Let’s ponder that last part for a second. If you invest $10,000 over the next few years and it grows to $80,000 by the time you retire, you keep all $80,000. The government doesn’t get a cut because you already paid taxes upfront, which means nothing off the back end.
This is the opposite of a traditional IRA or 401(k), where you get a tax break now but pay taxes on everything when you withdraw later. The Roth works backwards: pay a small tax now, owe nothing on the growth later. For young people with decades of compounding ahead of them, that trade is almost always going to be worth it. I opened mine at 19.

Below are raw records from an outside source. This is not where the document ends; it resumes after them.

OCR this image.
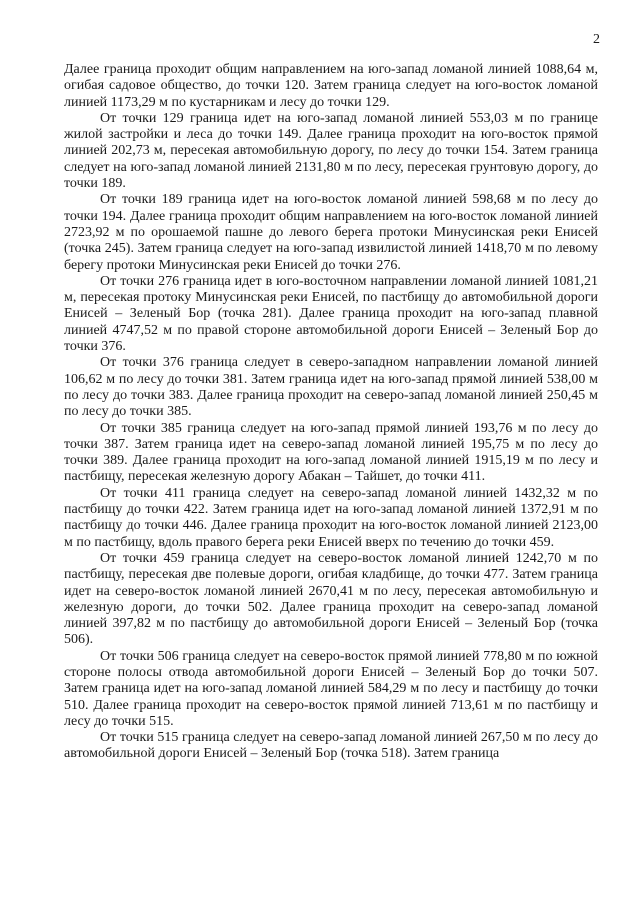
2

Далее граница проходит общим направлением на юго-запад ломаной линией 1088,64 м, огибая садовое общество, до точки 120. Затем граница следует на юго-восток ломаной линией 1173,29 м по кустарникам и лесу до точки 129.

От точки 129 граница идет на юго-запад ломаной линией 553,03 м по границе жилой застройки и леса до точки 149. Далее граница проходит на юго-восток прямой линией 202,73 м, пересекая автомобильную дорогу, по лесу до точки 154. Затем граница следует на юго-запад ломаной линией 2131,80 м по лесу, пересекая грунтовую дорогу, до точки 189.

От точки 189 граница идет на юго-восток ломаной линией 598,68 м по лесу до точки 194. Далее граница проходит общим направлением на юго-восток ломаной линией 2723,92 м по орошаемой пашне до левого берега протоки Минусинская реки Енисей (точка 245). Затем граница следует на юго-запад извилистой линией 1418,70 м по левому берегу протоки Минусинская реки Енисей до точки 276.

От точки 276 граница идет в юго-восточном направлении ломаной линией 1081,21 м, пересекая протоку Минусинская реки Енисей, по пастбищу до автомобильной дороги Енисей – Зеленый Бор (точка 281). Далее граница проходит на юго-запад плавной линией 4747,52 м по правой стороне автомобильной дороги Енисей – Зеленый Бор до точки 376.

От точки 376 граница следует в северо-западном направлении ломаной линией 106,62 м по лесу до точки 381. Затем граница идет на юго-запад прямой линией 538,00 м по лесу до точки 383. Далее граница проходит на северо-запад ломаной линией 250,45 м по лесу до точки 385.

От точки 385 граница следует на юго-запад прямой линией 193,76 м по лесу до точки 387. Затем граница идет на северо-запад ломаной линией 195,75 м по лесу до точки 389. Далее граница проходит на юго-запад ломаной линией 1915,19 м по лесу и пастбищу, пересекая железную дорогу Абакан – Тайшет, до точки 411.

От точки 411 граница следует на северо-запад ломаной линией 1432,32 м по пастбищу до точки 422. Затем граница идет на юго-запад ломаной линией 1372,91 м по пастбищу до точки 446. Далее граница проходит на юго-восток ломаной линией 2123,00 м по пастбищу, вдоль правого берега реки Енисей вверх по течению до точки 459.

От точки 459 граница следует на северо-восток ломаной линией 1242,70 м по пастбищу, пересекая две полевые дороги, огибая кладбище, до точки 477. Затем граница идет на северо-восток ломаной линией 2670,41 м по лесу, пересекая автомобильную и железную дороги, до точки 502. Далее граница проходит на северо-запад ломаной линией 397,82 м по пастбищу до автомобильной дороги Енисей – Зеленый Бор (точка 506).

От точки 506 граница следует на северо-восток прямой линией 778,80 м по южной стороне полосы отвода автомобильной дороги Енисей – Зеленый Бор до точки 507. Затем граница идет на юго-запад ломаной линией 584,29 м по лесу и пастбищу до точки 510. Далее граница проходит на северо-восток прямой линией 713,61 м по пастбищу и лесу до точки 515.

От точки 515 граница следует на северо-запад ломаной линией 267,50 м по лесу до автомобильной дороги Енисей – Зеленый Бор (точка 518). Затем граница
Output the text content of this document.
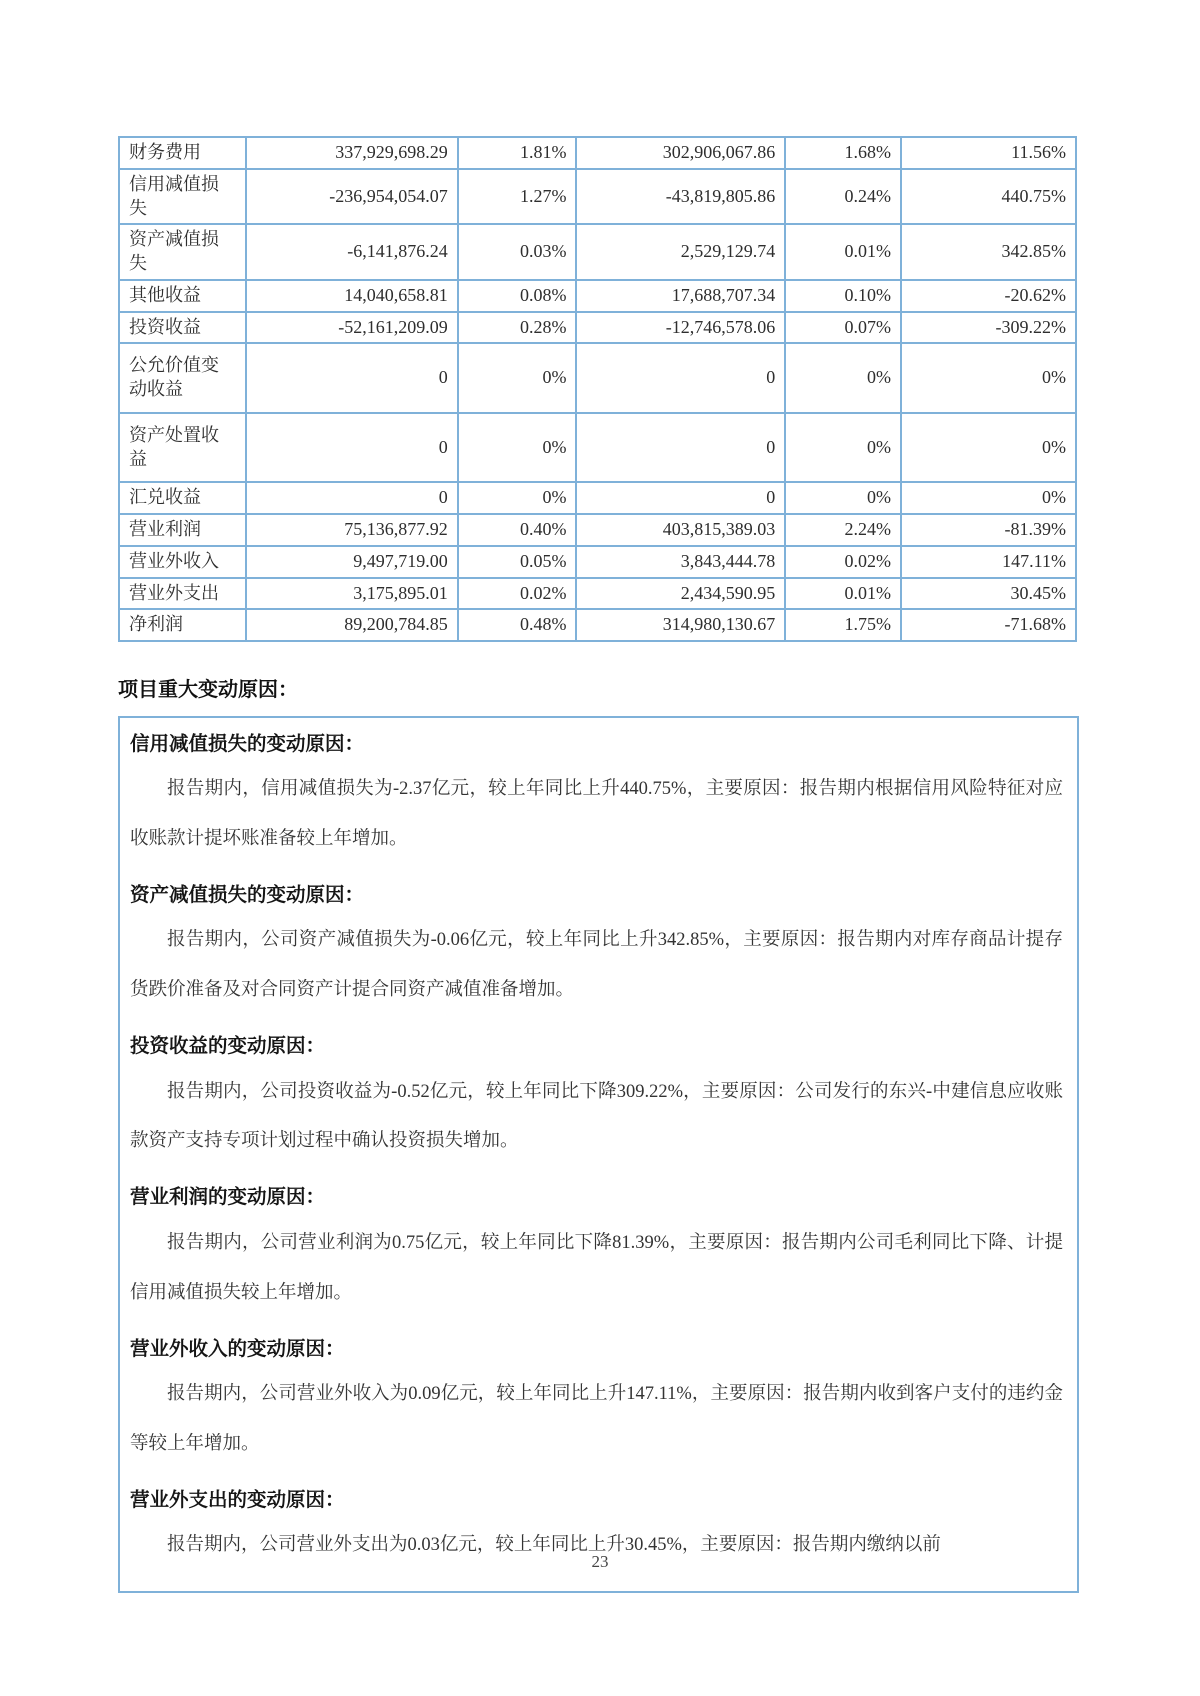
财务费用	337,929,698.29	1.81%	302,906,067.86	1.68%	11.56%
信用减值损失	-236,954,054.07	1.27%	-43,819,805.86	0.24%	440.75%
资产减值损失	-6,141,876.24	0.03%	2,529,129.74	0.01%	342.85%
其他收益	14,040,658.81	0.08%	17,688,707.34	0.10%	-20.62%
投资收益	-52,161,209.09	0.28%	-12,746,578.06	0.07%	-309.22%
公允价值变动收益	0	0%	0	0%	0%
资产处置收益	0	0%	0	0%	0%
汇兑收益	0	0%	0	0%	0%
营业利润	75,136,877.92	0.40%	403,815,389.03	2.24%	-81.39%
营业外收入	9,497,719.00	0.05%	3,843,444.78	0.02%	147.11%
营业外支出	3,175,895.01	0.02%	2,434,590.95	0.01%	30.45%
净利润	89,200,784.85	0.48%	314,980,130.67	1.75%	-71.68%
项目重大变动原因：
信用减值损失的变动原因：

报告期内，信用减值损失为-2.37亿元，较上年同比上升440.75%，主要原因：报告期内根据信用风险特征对应收账款计提坏账准备较上年增加。

资产减值损失的变动原因：

报告期内，公司资产减值损失为-0.06亿元，较上年同比上升342.85%，主要原因：报告期内对库存商品计提存货跌价准备及对合同资产计提合同资产减值准备增加。

投资收益的变动原因：

报告期内，公司投资收益为-0.52亿元，较上年同比下降309.22%，主要原因：公司发行的东兴-中建信息应收账款资产支持专项计划过程中确认投资损失增加。

营业利润的变动原因：

报告期内，公司营业利润为0.75亿元，较上年同比下降81.39%，主要原因：报告期内公司毛利同比下降、计提信用减值损失较上年增加。

营业外收入的变动原因：

报告期内，公司营业外收入为0.09亿元，较上年同比上升147.11%，主要原因：报告期内收到客户支付的违约金等较上年增加。

营业外支出的变动原因：

报告期内，公司营业外支出为0.03亿元，较上年同比上升30.45%，主要原因：报告期内缴纳以前

23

Why Starting Early Changes Everything
The single biggest advantage a 19 or 22-year-old has over a 40-year-old isn’t income. It’s time.
Compounding is the process of earning returns on your returns. It sounds simple because it is—but the math gets ridiculous over long periods. For instance:
If you invest $200/month starting at age 20 and earn an average annual return of 8%, by age 60 you’ll have approximately $700,000. If you wait until 30 to start the same $200/month at the same return, you’ll have around $310,000 at 60.
Same monthly contribution. Same return. A decade’s head start is worth roughly $390,000.
That’s not supposed to be a random motivational stat. It’s just math. Time in the market is the one variable most young investors underestimate. And it’s also the one they’re primed to use as leverage.
Why Most Young People Don’t Open One
It’s not complicated. It’s not inaccessible. It’s not expensive.
It’s just not urgent.
Retirement feels like a foreign concept at 19. Forty years sounds like someone else’s problem. And there’s no instant reward for quietly funding a retirement account.
You don’t get to post it. You don’t get instant feedback. You don’t feel momentum right away.
That’s why most people delay it.
And that’s the reason it works.
How a Roth Works in Practice
The 2026 contribution limit for a Roth IRA is $7,500—which comes out to $625/month if you’re wanting to max it out (*you do also need earned income to contribute). For most college students and people early in their career, that’s not realistic right away. And that’s fine.
The goal isn’t to just max it immediately. The goal is to open it, fund it with whatever you can sustain, and automate it so it simply runs in the background while you focus on life.
Here’s a simple playbook to get you started:
Step 1 — Open an account. Large, low-cost brokerages like Fidelity, Schwab, or Vanguard are good places to start. All three have no account minimums for a Roth IRA and no annual fees. This step usually takes less than 30 minutes.
Step 2 — Choose your investments. For most people starting out, a simple index fund (something that tracks the S&P 500 or the total stock market) is a good starting point. You don’t need to pick individual stocks. A fund like VOO or VTI gives you diversified exposure to hundreds of companies in a single investment.
Step 3 — Automate a fixed contribution. Decide on a number you can contribute consistently—be it $50/month, $100/month, or whatever fits your situation—and set up automatic transfers. Treat it like a bill that gets paid before you spend anything else (at least that’s what I do).
Then leave it alone.
The automation piece matters more than most people might realize. It removes the decision from your monthly routine, which removes the temptation to skip it. Systems beat motivation every time.
What It Won’t Do
Here’s the truth: a Roth IRA won’t make you rich overnight. It won’t give you something to brag about. In the short term, the balance will be small, the growth will be slow, and it will feel like nothing is really happening. I’m going through that right now. The balance isn’t super flashy. The growth hasn’t been very dramatic.
But that’s exactly how it’s supposed to feel.
Real, durable wealth is built through consistency over long periods of time—not through intensity, speculation, or finding the right shortcut. The Roth IRA is boring by design, and that’s precisely why it works. You set it up, you fund it, you forget about it, and you let decades of compounding do what compounding does.
Most of the best financial decisions look like nothing for a long time. Then one day, they look like a whole lot of something.
The Bottom Line
If you’re earning income in your late teens or twenties and you don’t have a Roth IRA, opening one up is the single most actionable financial step you can take today. Not next month. Not when you’re making more money. Now.
The contribution limit resets every January 1st. Every year you wait is a year of tax-free growth you can’t get back.
Start small. Stay consistent. Let time do the work.